On a smaller scale, some minor things aren't quite right and might get tweaked in a later (Go 2?) version of the language. For instance, there are too many forms of variable declaration syntax, programmers are easily confused by the behavior of nil values inside non-nil interfaces, and there are many library and interface details that could use another round of design.
It's worth noting, though, that gofix
and gofmt
gave us the opportunity to
fix many other problems during the leadup to Go version 1.
Go as it is today is therefore much closer to what the designers wanted
than it would have been without these tools, which were themselves
enabled by the language's design.
Not everything was fixed, though. We're still learning (but the language is frozen for now).

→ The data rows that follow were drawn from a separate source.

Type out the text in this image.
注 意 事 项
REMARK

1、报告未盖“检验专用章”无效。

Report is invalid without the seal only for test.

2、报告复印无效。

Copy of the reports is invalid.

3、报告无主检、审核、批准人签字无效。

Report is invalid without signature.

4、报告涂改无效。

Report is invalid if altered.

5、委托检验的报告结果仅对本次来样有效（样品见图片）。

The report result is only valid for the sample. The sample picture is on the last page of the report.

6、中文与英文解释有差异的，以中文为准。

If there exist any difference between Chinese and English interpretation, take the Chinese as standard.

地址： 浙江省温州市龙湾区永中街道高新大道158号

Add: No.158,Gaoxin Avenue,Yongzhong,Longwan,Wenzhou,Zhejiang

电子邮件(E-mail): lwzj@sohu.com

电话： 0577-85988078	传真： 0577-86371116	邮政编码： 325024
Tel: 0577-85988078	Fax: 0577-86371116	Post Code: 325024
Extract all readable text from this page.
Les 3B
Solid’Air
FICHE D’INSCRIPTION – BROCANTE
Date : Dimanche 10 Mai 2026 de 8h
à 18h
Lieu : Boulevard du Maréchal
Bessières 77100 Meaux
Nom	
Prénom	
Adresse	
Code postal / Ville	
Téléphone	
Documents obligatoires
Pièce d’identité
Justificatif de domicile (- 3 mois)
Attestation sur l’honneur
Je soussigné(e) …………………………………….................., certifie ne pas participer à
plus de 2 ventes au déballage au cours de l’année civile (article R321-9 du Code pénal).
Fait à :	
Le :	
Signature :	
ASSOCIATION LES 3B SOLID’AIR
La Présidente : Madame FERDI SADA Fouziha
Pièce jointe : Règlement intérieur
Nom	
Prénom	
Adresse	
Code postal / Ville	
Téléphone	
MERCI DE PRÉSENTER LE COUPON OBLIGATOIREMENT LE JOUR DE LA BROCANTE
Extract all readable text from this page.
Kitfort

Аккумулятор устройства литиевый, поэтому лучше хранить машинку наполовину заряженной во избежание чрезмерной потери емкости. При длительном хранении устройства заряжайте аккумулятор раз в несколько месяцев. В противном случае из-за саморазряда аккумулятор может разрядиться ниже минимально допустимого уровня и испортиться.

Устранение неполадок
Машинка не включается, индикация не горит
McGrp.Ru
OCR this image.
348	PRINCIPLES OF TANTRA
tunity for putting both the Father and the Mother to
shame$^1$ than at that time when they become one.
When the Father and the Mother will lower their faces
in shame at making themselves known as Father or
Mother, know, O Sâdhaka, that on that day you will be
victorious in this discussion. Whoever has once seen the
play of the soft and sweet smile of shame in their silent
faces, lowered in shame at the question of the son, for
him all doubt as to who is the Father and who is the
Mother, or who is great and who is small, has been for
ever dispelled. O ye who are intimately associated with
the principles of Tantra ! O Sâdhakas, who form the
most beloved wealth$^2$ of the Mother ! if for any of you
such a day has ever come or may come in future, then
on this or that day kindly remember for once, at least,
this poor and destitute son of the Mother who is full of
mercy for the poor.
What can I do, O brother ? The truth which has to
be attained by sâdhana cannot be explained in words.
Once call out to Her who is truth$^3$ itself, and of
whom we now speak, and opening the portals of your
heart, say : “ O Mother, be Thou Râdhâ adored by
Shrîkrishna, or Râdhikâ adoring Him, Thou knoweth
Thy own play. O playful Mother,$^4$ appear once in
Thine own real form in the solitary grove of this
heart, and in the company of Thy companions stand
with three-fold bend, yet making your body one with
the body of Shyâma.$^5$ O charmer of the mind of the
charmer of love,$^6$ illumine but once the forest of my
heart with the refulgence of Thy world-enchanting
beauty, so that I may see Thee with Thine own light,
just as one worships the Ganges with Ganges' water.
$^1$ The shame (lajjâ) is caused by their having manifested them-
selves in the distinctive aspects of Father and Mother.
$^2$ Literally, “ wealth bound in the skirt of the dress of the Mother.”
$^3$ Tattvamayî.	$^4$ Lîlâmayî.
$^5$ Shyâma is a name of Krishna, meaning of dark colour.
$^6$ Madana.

A significant weakness of the language is that the implementation still needs work. The compilers' generated code and the performance of the runtime in particular should be better, and work continues on them. There is progress already; in fact some benchmarks show a doubling of performance with the development version today compared to the first release of Go version 1 early in 2012.
19. Summary
Software engineering guided the design of Go. More than most general-purpose programming languages, Go was designed to address a set of software engineering issues that we had been exposed to in the construction of large server software. Offhand, that might make Go sound rather dull and industrial, but in fact the focus on clarity, simplicity and composability throughout the design instead resulted in a productive, fun language that many programmers find expressive and powerful.
The properties that led to that include:
- Clear dependencies
- Clear syntax
- Clear semantics
- Composition over inheritance
- Simplicity provided by the programming model (garbage collection, concurrency)
- Easy tooling (the
go
tool,gofmt
,godoc
,gofix
)
If you haven't tried Go already, we suggest you do.